You will exchange your innocence for avarice, you will learn to fill yourself to brim with knowledge: foxtrot, waltz, Byron, Shelley, pudding, ham; heels, stockings, coats, hats, knives, forks. You will live with false awareness, affectations. “Reckon it’ll rain today?” and “She’s lost the plot!” and “I’m positively knackered.” You will chip away at parts of yourself to better suit the lips of incompetency: Parvati becomes Pav; Padma becomes Pads. You will fashion for yourself a name diluted from the thick syllables of your birth, so others may drink without choking.
“Where are you from?” they will ask, with pronounced accents and upturned noses. You will say, “India,” and they will say, “Oh?” And there will be murmurs, the tilting of heads, the crowding of questions like, “How did you learn our language?” and “Can you talk to snakes?”
“No,” you will say. And you will realise they do not know. They do not know that they forced their language down your throat long before you were born. But you cannot tell them that. Their Bible teaches you it is bad form to pin down the sins of a father, so you oblige their holy book and weather the whispers of “poor country, dirty country,” and “slum people, snake-charmers.”
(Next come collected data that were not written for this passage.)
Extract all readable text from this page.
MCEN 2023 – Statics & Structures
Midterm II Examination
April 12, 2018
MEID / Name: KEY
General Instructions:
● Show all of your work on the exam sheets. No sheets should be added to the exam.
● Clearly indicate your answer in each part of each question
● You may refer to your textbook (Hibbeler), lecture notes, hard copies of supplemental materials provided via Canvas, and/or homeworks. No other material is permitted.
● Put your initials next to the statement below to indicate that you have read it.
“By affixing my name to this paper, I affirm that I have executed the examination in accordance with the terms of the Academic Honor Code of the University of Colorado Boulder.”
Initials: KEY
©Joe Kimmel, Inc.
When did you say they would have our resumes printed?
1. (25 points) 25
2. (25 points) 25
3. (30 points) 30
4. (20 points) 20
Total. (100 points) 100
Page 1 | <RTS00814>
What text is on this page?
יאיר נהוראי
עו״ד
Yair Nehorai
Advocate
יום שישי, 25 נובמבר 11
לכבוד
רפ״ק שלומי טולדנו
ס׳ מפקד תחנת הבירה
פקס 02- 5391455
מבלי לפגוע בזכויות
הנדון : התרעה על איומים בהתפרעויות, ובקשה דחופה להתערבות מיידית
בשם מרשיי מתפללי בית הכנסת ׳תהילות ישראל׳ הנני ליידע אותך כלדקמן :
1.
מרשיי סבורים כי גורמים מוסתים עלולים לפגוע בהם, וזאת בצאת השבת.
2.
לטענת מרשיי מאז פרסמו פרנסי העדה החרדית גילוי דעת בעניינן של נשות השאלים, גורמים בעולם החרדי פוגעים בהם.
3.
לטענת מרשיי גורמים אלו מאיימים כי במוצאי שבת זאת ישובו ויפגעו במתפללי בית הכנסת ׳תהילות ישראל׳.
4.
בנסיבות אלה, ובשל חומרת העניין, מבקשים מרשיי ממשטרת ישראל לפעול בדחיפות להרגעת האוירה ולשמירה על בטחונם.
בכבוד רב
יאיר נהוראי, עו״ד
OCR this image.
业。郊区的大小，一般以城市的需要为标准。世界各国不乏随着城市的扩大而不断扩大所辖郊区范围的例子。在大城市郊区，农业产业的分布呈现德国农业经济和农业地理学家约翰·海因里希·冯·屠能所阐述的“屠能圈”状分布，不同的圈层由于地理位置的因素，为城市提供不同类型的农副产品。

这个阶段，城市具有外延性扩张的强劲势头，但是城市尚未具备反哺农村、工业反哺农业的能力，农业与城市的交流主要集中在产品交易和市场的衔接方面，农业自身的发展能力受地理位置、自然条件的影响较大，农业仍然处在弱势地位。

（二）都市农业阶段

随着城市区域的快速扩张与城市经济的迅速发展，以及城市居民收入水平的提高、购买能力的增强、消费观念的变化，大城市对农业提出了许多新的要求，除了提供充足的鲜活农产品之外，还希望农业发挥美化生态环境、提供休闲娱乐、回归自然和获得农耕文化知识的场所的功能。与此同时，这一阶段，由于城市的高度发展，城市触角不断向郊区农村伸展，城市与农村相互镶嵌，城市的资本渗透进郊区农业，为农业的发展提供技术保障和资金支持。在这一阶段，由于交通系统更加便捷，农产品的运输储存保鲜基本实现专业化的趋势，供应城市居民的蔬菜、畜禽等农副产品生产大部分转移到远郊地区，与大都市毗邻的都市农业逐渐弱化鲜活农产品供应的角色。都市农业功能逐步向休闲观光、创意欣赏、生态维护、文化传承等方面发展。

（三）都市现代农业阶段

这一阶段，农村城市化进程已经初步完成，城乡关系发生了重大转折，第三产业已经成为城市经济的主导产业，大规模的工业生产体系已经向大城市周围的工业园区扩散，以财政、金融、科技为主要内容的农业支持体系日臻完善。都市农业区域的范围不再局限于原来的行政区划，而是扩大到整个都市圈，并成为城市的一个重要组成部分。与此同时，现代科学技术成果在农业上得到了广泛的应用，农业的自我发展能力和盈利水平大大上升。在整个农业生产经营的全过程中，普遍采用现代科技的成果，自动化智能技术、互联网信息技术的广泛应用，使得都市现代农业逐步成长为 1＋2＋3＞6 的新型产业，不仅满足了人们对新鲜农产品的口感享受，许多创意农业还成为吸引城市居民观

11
“Salazar Slytherin could talk to snakes,” you will say, and leave it at that.
You will learn hate. You will learn class. You will wield steak knives and soup spoons and despise the spices that once stained your fingers yellow: vile habits, shameful habits, unaesthetic, Indian habits. You will bask in the English air with English charm and English wit and when you open your mouth, only English will come out.
And still, it will not be enough.
And when you come back, you will be a stranger in your own home. You will speak to your grandmother in an old, polluted tongue. She will meet you halfway, because she has been conditioned to admire this contamination. She will not tell you that your own language is older than Latin, richer than Greek, more storied than English will ever be. She will guide you to an old table and serve you rice on a plate with a spoon, and you will take it, for you will have forgotten the use of your hands.
“What you learned in Hogwarts? Teach something,” she will ask, and you will correct her, you will correct this woman who has braved countless battles before you were born, disempowered, broken.
“What did you learn,” you will say, in perfectly enunciated English. You will look at your grandmother, with a fading voice and a bent back, hair braided atop her head and a saree draped over her body.
You will look at your grandmother and you will teach her to tie a tie.